Each week, we can decide to do a hunt or skip it. Starting at week $1$, the available reward from that hunt is a yellow shard, then a blue shard, then a red shard, repeating in that order (so e.g. week $4$ would be the second opportunity to obtain a yellow shard).
If we do a hunt, there is a base probability of $0.2$ that the shard is "tau-forged." If we do not obtain a tau-forged shard, then this probability increases by $0.2$, continuing until we obtain a tau-forged shard, at which point it resets to the base of $0.2$.
I'd like to determine a policy, based on the current available shard and tau-forged probability, to maximise the number of red tau-forged shards obtained over a potentially infinite time.

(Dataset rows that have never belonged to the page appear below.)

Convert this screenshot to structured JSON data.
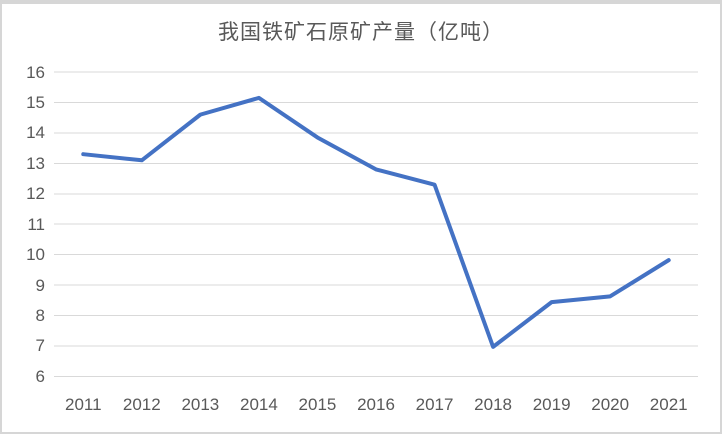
{
  "chart_data": {
    "type": "line",
    "title": "我国铁矿石原矿产量（亿吨）",
    "categories": [
      "2011",
      "2012",
      "2013",
      "2014",
      "2015",
      "2016",
      "2017",
      "2018",
      "2019",
      "2020",
      "2021"
    ],
    "values": [
      13.3,
      13.1,
      14.6,
      15.15,
      13.85,
      12.8,
      12.3,
      6.97,
      8.44,
      8.63,
      9.82
    ],
    "xlabel": "",
    "ylabel": "",
    "ylim": [
      6,
      16
    ],
    "y_ticks": [
      16,
      15,
      14,
      13,
      12,
      11,
      10,
      9,
      8,
      7,
      6
    ],
    "grid": "horizontal",
    "legend": "none",
    "line_color": "#4472C4",
    "gridline_color": "#D9D9D9",
    "text_color": "#595959",
    "border_color": "#D6D6D6",
    "background": "#FFFFFF"
  }
}
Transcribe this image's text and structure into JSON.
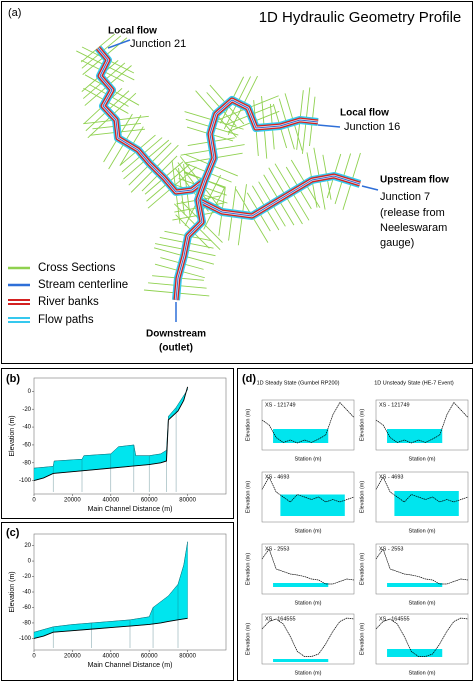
{
  "panel_a": {
    "label": "(a)",
    "title": "1D Hydraulic Geometry Profile",
    "annotations": {
      "junction_21": [
        "Local flow",
        "Junction 21"
      ],
      "junction_16": [
        "Local flow",
        "Junction 16"
      ],
      "junction_7": [
        "Upstream flow",
        "Junction 7",
        "(release from",
        "Neeleswaram",
        "gauge)"
      ],
      "outlet": [
        "Downstream",
        "(outlet)"
      ]
    },
    "legend": [
      "Cross Sections",
      "Stream centerline",
      "River banks",
      "Flow paths"
    ]
  },
  "panel_b": {
    "label": "(b)",
    "x_label": "Main Channel Distance (m)",
    "y_label": "Elevation (m)",
    "xlim": [
      0,
      100000
    ],
    "xticks": [
      0,
      20000,
      40000,
      60000,
      80000
    ],
    "ylim": [
      -115,
      15
    ],
    "yticks": [
      -100,
      -80,
      -60,
      -40,
      -20,
      0
    ],
    "series": [
      {
        "name": "water",
        "color": "#00e5ee",
        "x": [
          0,
          10000,
          10500,
          25000,
          26000,
          40000,
          44000,
          52000,
          53000,
          60000,
          66000,
          69000,
          70000,
          74000,
          80000
        ],
        "values": [
          -86,
          -84,
          -78,
          -76,
          -72,
          -70,
          -62,
          -60,
          -72,
          -72,
          -70,
          -66,
          -28,
          -18,
          2
        ]
      },
      {
        "name": "bed",
        "color": "#000000",
        "x": [
          0,
          5000,
          10000,
          20000,
          30000,
          40000,
          50000,
          60000,
          66000,
          69000,
          70000,
          75000,
          78000,
          80000
        ],
        "values": [
          -100,
          -97,
          -92,
          -90,
          -88,
          -86,
          -84,
          -82,
          -80,
          -78,
          -32,
          -22,
          -10,
          5
        ]
      }
    ]
  },
  "panel_c": {
    "label": "(c)",
    "x_label": "Main Channel Distance (m)",
    "y_label": "Elevation (m)",
    "xlim": [
      0,
      100000
    ],
    "xticks": [
      0,
      20000,
      40000,
      60000,
      80000
    ],
    "ylim": [
      -115,
      35
    ],
    "yticks": [
      -100,
      -80,
      -60,
      -40,
      -20,
      0,
      20
    ],
    "series": [
      {
        "name": "water",
        "color": "#00e5ee",
        "x": [
          0,
          10000,
          20000,
          30000,
          40000,
          50000,
          60000,
          62000,
          70000,
          75000,
          78000,
          80000
        ],
        "values": [
          -92,
          -85,
          -82,
          -80,
          -78,
          -76,
          -72,
          -60,
          -45,
          -30,
          -5,
          25
        ]
      },
      {
        "name": "bed",
        "color": "#000000",
        "x": [
          0,
          5000,
          10000,
          20000,
          30000,
          40000,
          50000,
          60000,
          66000,
          70000,
          75000,
          80000
        ],
        "values": [
          -100,
          -97,
          -92,
          -90,
          -88,
          -86,
          -84,
          -82,
          -80,
          -78,
          -76,
          -74
        ]
      }
    ]
  },
  "panel_d": {
    "label": "(d)",
    "columns": [
      "1D Steady State (Gumbel RP200)",
      "1D Unsteady State (HE-7 Event)"
    ],
    "cross_sections": [
      "XS - 121749",
      "XS - 4693",
      "XS - 2553",
      "XS - 164555"
    ],
    "x_label": "Station (m)",
    "y_label": "Elevation (m)"
  }
}
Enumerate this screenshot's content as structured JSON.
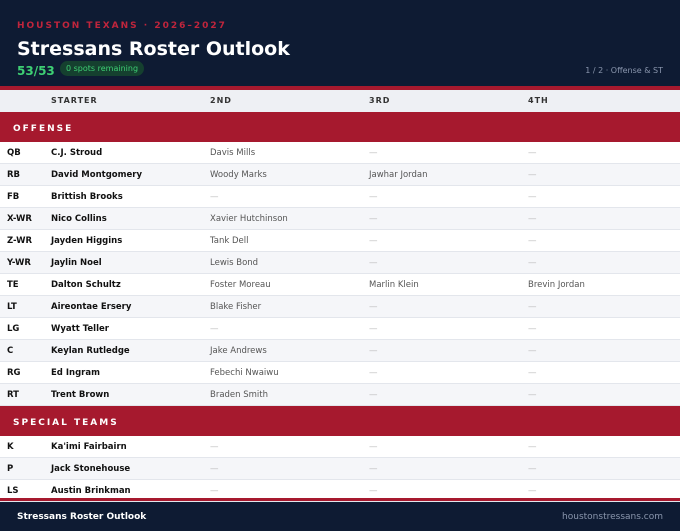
{
  "header": {
    "eyebrow": "HOUSTON TEXANS · 2026–2027",
    "title": "Stressans Roster Outlook",
    "count": "53/53",
    "badge": "0 spots remaining",
    "page": "1 / 2 · Offense & ST"
  },
  "table": {
    "columns": [
      "STARTER",
      "2ND",
      "3RD",
      "4TH"
    ],
    "sections": [
      {
        "name": "OFFENSE",
        "rows": [
          [
            "QB",
            "C.J. Stroud",
            "Davis Mills",
            "—",
            "—"
          ],
          [
            "RB",
            "David Montgomery",
            "Woody Marks",
            "Jawhar Jordan",
            "—"
          ],
          [
            "FB",
            "Brittish Brooks",
            "—",
            "—",
            "—"
          ],
          [
            "X-WR",
            "Nico Collins",
            "Xavier Hutchinson",
            "—",
            "—"
          ],
          [
            "Z-WR",
            "Jayden Higgins",
            "Tank Dell",
            "—",
            "—"
          ],
          [
            "Y-WR",
            "Jaylin Noel",
            "Lewis Bond",
            "—",
            "—"
          ],
          [
            "TE",
            "Dalton Schultz",
            "Foster Moreau",
            "Marlin Klein",
            "Brevin Jordan"
          ],
          [
            "LT",
            "Aireontae Ersery",
            "Blake Fisher",
            "—",
            "—"
          ],
          [
            "LG",
            "Wyatt Teller",
            "—",
            "—",
            "—"
          ],
          [
            "C",
            "Keylan Rutledge",
            "Jake Andrews",
            "—",
            "—"
          ],
          [
            "RG",
            "Ed Ingram",
            "Febechi Nwaiwu",
            "—",
            "—"
          ],
          [
            "RT",
            "Trent Brown",
            "Braden Smith",
            "—",
            "—"
          ]
        ]
      },
      {
        "name": "SPECIAL TEAMS",
        "rows": [
          [
            "K",
            "Ka'imi Fairbairn",
            "—",
            "—",
            "—"
          ],
          [
            "P",
            "Jack Stonehouse",
            "—",
            "—",
            "—"
          ],
          [
            "LS",
            "Austin Brinkman",
            "—",
            "—",
            "—"
          ]
        ]
      }
    ]
  },
  "footer": {
    "left": "Stressans Roster Outlook",
    "right": "houstonstressans.com"
  }
}
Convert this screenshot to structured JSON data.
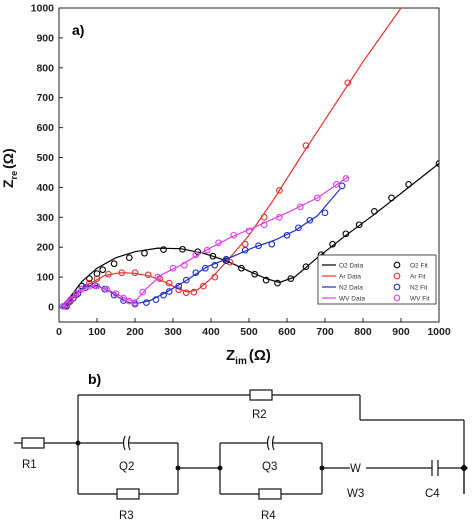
{
  "chart_data": {
    "type": "scatter",
    "panel_label": "a)",
    "xlabel": "Z",
    "xlabel_sub": "im",
    "xlabel_unit": "(Ω)",
    "ylabel": "Z",
    "ylabel_sub": "re",
    "ylabel_unit": "(Ω)",
    "xlim": [
      0,
      1000
    ],
    "ylim": [
      -50,
      1000
    ],
    "xticks": [
      0,
      100,
      200,
      300,
      400,
      500,
      600,
      700,
      800,
      900,
      1000
    ],
    "yticks": [
      0,
      100,
      200,
      300,
      400,
      500,
      600,
      700,
      800,
      900,
      1000
    ],
    "legend_position": "bottom-right",
    "series": [
      {
        "data_name": "O2 Data",
        "fit_name": "O2 Fit",
        "color": "#000000",
        "points": [
          [
            20,
            3
          ],
          [
            30,
            20
          ],
          [
            45,
            45
          ],
          [
            60,
            70
          ],
          [
            80,
            95
          ],
          [
            100,
            112
          ],
          [
            115,
            125
          ],
          [
            145,
            145
          ],
          [
            185,
            165
          ],
          [
            225,
            180
          ],
          [
            275,
            192
          ],
          [
            325,
            193
          ],
          [
            365,
            185
          ],
          [
            405,
            170
          ],
          [
            440,
            155
          ],
          [
            480,
            130
          ],
          [
            515,
            110
          ],
          [
            545,
            90
          ],
          [
            575,
            80
          ],
          [
            610,
            95
          ],
          [
            650,
            135
          ],
          [
            690,
            175
          ],
          [
            720,
            210
          ],
          [
            755,
            245
          ],
          [
            790,
            275
          ],
          [
            830,
            320
          ],
          [
            875,
            365
          ],
          [
            920,
            410
          ],
          [
            1000,
            480
          ]
        ],
        "fit": [
          [
            15,
            0
          ],
          [
            30,
            35
          ],
          [
            60,
            85
          ],
          [
            100,
            130
          ],
          [
            150,
            165
          ],
          [
            200,
            185
          ],
          [
            260,
            197
          ],
          [
            320,
            195
          ],
          [
            380,
            180
          ],
          [
            440,
            155
          ],
          [
            500,
            120
          ],
          [
            545,
            95
          ],
          [
            580,
            82
          ],
          [
            620,
            100
          ],
          [
            680,
            165
          ],
          [
            750,
            235
          ],
          [
            830,
            310
          ],
          [
            910,
            390
          ],
          [
            1000,
            480
          ]
        ]
      },
      {
        "data_name": "Ar Data",
        "fit_name": "Ar Fit",
        "color": "#e8322e",
        "points": [
          [
            20,
            5
          ],
          [
            30,
            20
          ],
          [
            45,
            40
          ],
          [
            60,
            60
          ],
          [
            80,
            80
          ],
          [
            100,
            95
          ],
          [
            130,
            110
          ],
          [
            165,
            115
          ],
          [
            200,
            115
          ],
          [
            235,
            108
          ],
          [
            265,
            95
          ],
          [
            290,
            80
          ],
          [
            315,
            58
          ],
          [
            335,
            48
          ],
          [
            355,
            50
          ],
          [
            380,
            70
          ],
          [
            410,
            100
          ],
          [
            450,
            150
          ],
          [
            490,
            210
          ],
          [
            540,
            300
          ],
          [
            580,
            390
          ],
          [
            650,
            540
          ],
          [
            760,
            750
          ]
        ],
        "fit": [
          [
            15,
            0
          ],
          [
            40,
            35
          ],
          [
            80,
            78
          ],
          [
            120,
            105
          ],
          [
            160,
            115
          ],
          [
            200,
            113
          ],
          [
            240,
            103
          ],
          [
            280,
            83
          ],
          [
            315,
            60
          ],
          [
            340,
            50
          ],
          [
            365,
            58
          ],
          [
            400,
            95
          ],
          [
            450,
            165
          ],
          [
            500,
            240
          ],
          [
            560,
            350
          ],
          [
            640,
            510
          ],
          [
            720,
            665
          ],
          [
            800,
            820
          ],
          [
            900,
            1000
          ]
        ]
      },
      {
        "data_name": "N2 Data",
        "fit_name": "N2 Fit",
        "color": "#2030c8",
        "points": [
          [
            15,
            3
          ],
          [
            25,
            15
          ],
          [
            38,
            30
          ],
          [
            50,
            45
          ],
          [
            70,
            65
          ],
          [
            95,
            72
          ],
          [
            120,
            60
          ],
          [
            145,
            40
          ],
          [
            170,
            22
          ],
          [
            200,
            10
          ],
          [
            230,
            15
          ],
          [
            255,
            25
          ],
          [
            275,
            40
          ],
          [
            290,
            52
          ],
          [
            315,
            70
          ],
          [
            335,
            90
          ],
          [
            360,
            115
          ],
          [
            385,
            130
          ],
          [
            410,
            140
          ],
          [
            440,
            160
          ],
          [
            490,
            190
          ],
          [
            525,
            205
          ],
          [
            560,
            210
          ],
          [
            600,
            240
          ],
          [
            630,
            265
          ],
          [
            660,
            290
          ],
          [
            700,
            315
          ],
          [
            745,
            405
          ]
        ],
        "fit": [
          [
            15,
            0
          ],
          [
            40,
            40
          ],
          [
            70,
            70
          ],
          [
            100,
            72
          ],
          [
            130,
            55
          ],
          [
            160,
            30
          ],
          [
            185,
            15
          ],
          [
            210,
            13
          ],
          [
            240,
            22
          ],
          [
            280,
            48
          ],
          [
            330,
            85
          ],
          [
            390,
            135
          ],
          [
            450,
            165
          ],
          [
            510,
            198
          ],
          [
            570,
            225
          ],
          [
            620,
            255
          ],
          [
            680,
            305
          ],
          [
            740,
            395
          ]
        ]
      },
      {
        "data_name": "WV Data",
        "fit_name": "WV Fit",
        "color": "#e040e8",
        "points": [
          [
            10,
            2
          ],
          [
            20,
            10
          ],
          [
            30,
            25
          ],
          [
            45,
            45
          ],
          [
            60,
            60
          ],
          [
            80,
            70
          ],
          [
            100,
            70
          ],
          [
            125,
            60
          ],
          [
            150,
            45
          ],
          [
            170,
            30
          ],
          [
            185,
            20
          ],
          [
            200,
            15
          ],
          [
            220,
            50
          ],
          [
            260,
            100
          ],
          [
            300,
            130
          ],
          [
            330,
            140
          ],
          [
            360,
            175
          ],
          [
            390,
            190
          ],
          [
            420,
            215
          ],
          [
            460,
            240
          ],
          [
            500,
            255
          ],
          [
            540,
            275
          ],
          [
            580,
            300
          ],
          [
            635,
            335
          ],
          [
            680,
            365
          ],
          [
            730,
            410
          ],
          [
            755,
            430
          ]
        ],
        "fit": [
          [
            10,
            0
          ],
          [
            30,
            28
          ],
          [
            60,
            58
          ],
          [
            90,
            70
          ],
          [
            120,
            62
          ],
          [
            150,
            45
          ],
          [
            180,
            25
          ],
          [
            200,
            18
          ],
          [
            230,
            62
          ],
          [
            270,
            108
          ],
          [
            320,
            140
          ],
          [
            380,
            185
          ],
          [
            450,
            232
          ],
          [
            520,
            270
          ],
          [
            600,
            315
          ],
          [
            680,
            365
          ],
          [
            760,
            435
          ]
        ]
      }
    ]
  },
  "circuit": {
    "panel_label": "b)",
    "labels": {
      "r1": "R1",
      "r2": "R2",
      "r3": "R3",
      "r4": "R4",
      "q2": "Q2",
      "q3": "Q3",
      "w_symbol": "W",
      "w3": "W3",
      "c4": "C4"
    }
  }
}
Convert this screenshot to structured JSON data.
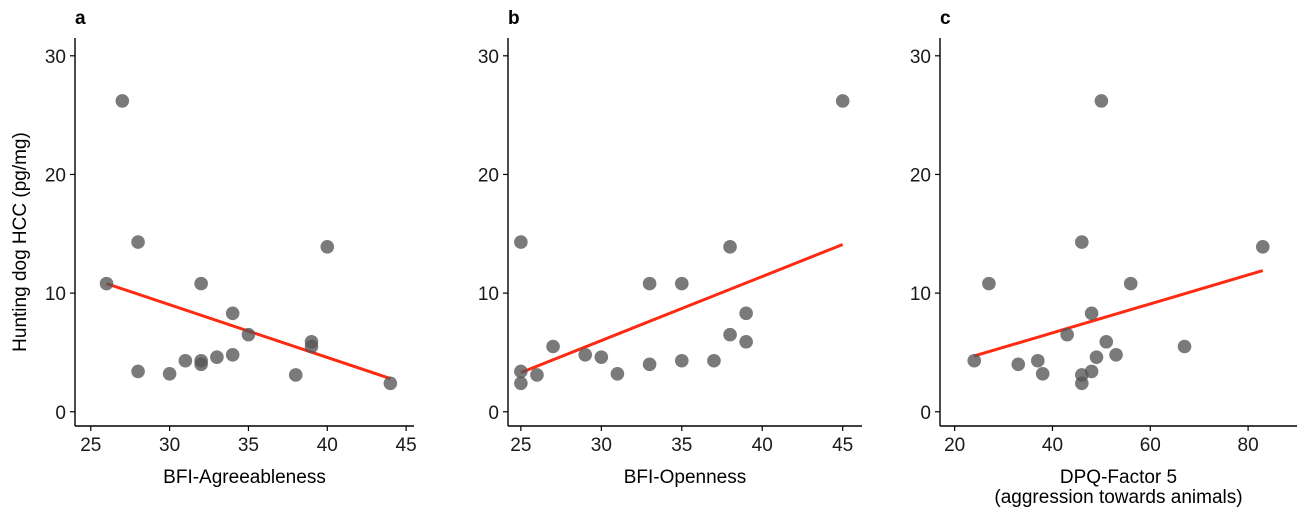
{
  "chart_data": [
    {
      "type": "scatter",
      "panel_label": "a",
      "xlabel": "BFI-Agreeableness",
      "ylabel": "Hunting dog HCC (pg/mg)",
      "xlim": [
        24,
        45.5
      ],
      "ylim": [
        -1.2,
        31.5
      ],
      "xticks": [
        25,
        30,
        35,
        40,
        45
      ],
      "yticks": [
        0,
        10,
        20,
        30
      ],
      "points": [
        {
          "x": 26,
          "y": 10.8
        },
        {
          "x": 27,
          "y": 26.2
        },
        {
          "x": 28,
          "y": 14.3
        },
        {
          "x": 28,
          "y": 3.4
        },
        {
          "x": 30,
          "y": 3.2
        },
        {
          "x": 31,
          "y": 4.3
        },
        {
          "x": 32,
          "y": 10.8
        },
        {
          "x": 32,
          "y": 4.3
        },
        {
          "x": 32,
          "y": 4.0
        },
        {
          "x": 33,
          "y": 4.6
        },
        {
          "x": 34,
          "y": 8.3
        },
        {
          "x": 34,
          "y": 4.8
        },
        {
          "x": 35,
          "y": 6.5
        },
        {
          "x": 38,
          "y": 3.1
        },
        {
          "x": 39,
          "y": 5.9
        },
        {
          "x": 39,
          "y": 5.5
        },
        {
          "x": 40,
          "y": 13.9
        },
        {
          "x": 44,
          "y": 2.4
        }
      ],
      "fit_line": {
        "x": [
          26,
          44
        ],
        "y": [
          10.8,
          2.8
        ],
        "color": "#ff2a12"
      }
    },
    {
      "type": "scatter",
      "panel_label": "b",
      "xlabel": "BFI-Openness",
      "ylabel": "",
      "xlim": [
        24.2,
        46.2
      ],
      "ylim": [
        -1.2,
        31.5
      ],
      "xticks": [
        25,
        30,
        35,
        40,
        45
      ],
      "yticks": [
        0,
        10,
        20,
        30
      ],
      "points": [
        {
          "x": 25,
          "y": 14.3
        },
        {
          "x": 25,
          "y": 3.4
        },
        {
          "x": 25,
          "y": 2.4
        },
        {
          "x": 26,
          "y": 3.1
        },
        {
          "x": 27,
          "y": 5.5
        },
        {
          "x": 29,
          "y": 4.8
        },
        {
          "x": 30,
          "y": 4.6
        },
        {
          "x": 31,
          "y": 3.2
        },
        {
          "x": 33,
          "y": 10.8
        },
        {
          "x": 33,
          "y": 4.0
        },
        {
          "x": 35,
          "y": 10.8
        },
        {
          "x": 35,
          "y": 4.3
        },
        {
          "x": 37,
          "y": 4.3
        },
        {
          "x": 38,
          "y": 13.9
        },
        {
          "x": 38,
          "y": 6.5
        },
        {
          "x": 39,
          "y": 8.3
        },
        {
          "x": 39,
          "y": 5.9
        },
        {
          "x": 45,
          "y": 26.2
        }
      ],
      "fit_line": {
        "x": [
          25,
          45
        ],
        "y": [
          3.3,
          14.1
        ],
        "color": "#ff2a12"
      }
    },
    {
      "type": "scatter",
      "panel_label": "c",
      "xlabel": "DPQ-Factor 5",
      "xlabel2": "(aggression towards animals)",
      "ylabel": "",
      "xlim": [
        17,
        90
      ],
      "ylim": [
        -1.2,
        31.5
      ],
      "xticks": [
        20,
        40,
        60,
        80
      ],
      "yticks": [
        0,
        10,
        20,
        30
      ],
      "points": [
        {
          "x": 24,
          "y": 4.3
        },
        {
          "x": 27,
          "y": 10.8
        },
        {
          "x": 33,
          "y": 4.0
        },
        {
          "x": 37,
          "y": 4.3
        },
        {
          "x": 38,
          "y": 3.2
        },
        {
          "x": 43,
          "y": 6.5
        },
        {
          "x": 46,
          "y": 14.3
        },
        {
          "x": 46,
          "y": 3.1
        },
        {
          "x": 46,
          "y": 2.4
        },
        {
          "x": 48,
          "y": 8.3
        },
        {
          "x": 48,
          "y": 3.4
        },
        {
          "x": 49,
          "y": 4.6
        },
        {
          "x": 50,
          "y": 26.2
        },
        {
          "x": 51,
          "y": 5.9
        },
        {
          "x": 53,
          "y": 4.8
        },
        {
          "x": 56,
          "y": 10.8
        },
        {
          "x": 67,
          "y": 5.5
        },
        {
          "x": 83,
          "y": 13.9
        }
      ],
      "fit_line": {
        "x": [
          24,
          83
        ],
        "y": [
          4.7,
          11.9
        ],
        "color": "#ff2a12"
      }
    }
  ]
}
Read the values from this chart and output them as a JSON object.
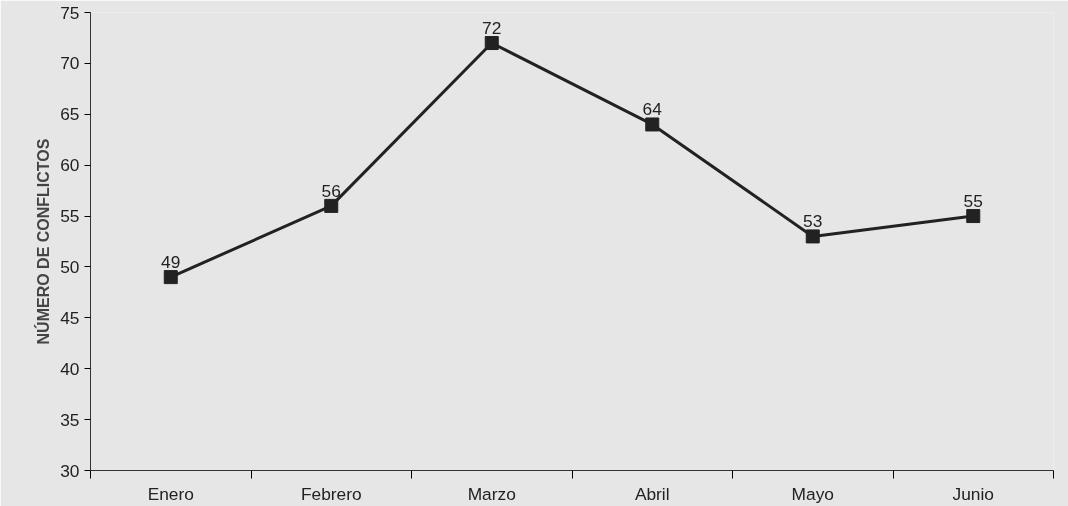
{
  "chart_data": {
    "type": "line",
    "ylabel": "NÚMERO DE CONFLICTOS",
    "categories": [
      "Enero",
      "Febrero",
      "Marzo",
      "Abril",
      "Mayo",
      "Junio"
    ],
    "series": [
      {
        "color": "#222222",
        "values": [
          49,
          56,
          72,
          64,
          53,
          55
        ]
      }
    ],
    "ylim": [
      30,
      75
    ],
    "yticks": [
      30,
      35,
      40,
      45,
      50,
      55,
      60,
      65,
      70,
      75
    ],
    "marker": "square",
    "line_style": "solid",
    "data_labels": true
  }
}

It is straightforward to write a simulation to determine the expected number of red tau-forged shards for a given policy, but given the number of potential policies, it seems more feasible to model this as a Markov decision process.
The state space should be $\{\text{yellow}, \text{blue}, \text{red}\}\times\{0.2,0.4,0.6,0.8,1\}$ and the action space $\{0,1\}$. The reward for each state/action pair would be $0$ for all transitions aside from those that transition into $(\text{yellow},0.2)$ - which would be when a red tau-forged shard is obtained.
From here, given a discount factor $0<\gamma<1$, we should be able to use an algorithm such as Bellman's value iteration to determine an optimal policy. It's been some time since I've studied MDP though, so I wanted to confirm this is a suitable (and computationally tractable) way of approaching this problem before proceeding to complete and solve the model.
(And of course, if anything is unclear about the question, feel free to ask and I will clarify to the best of my ability.)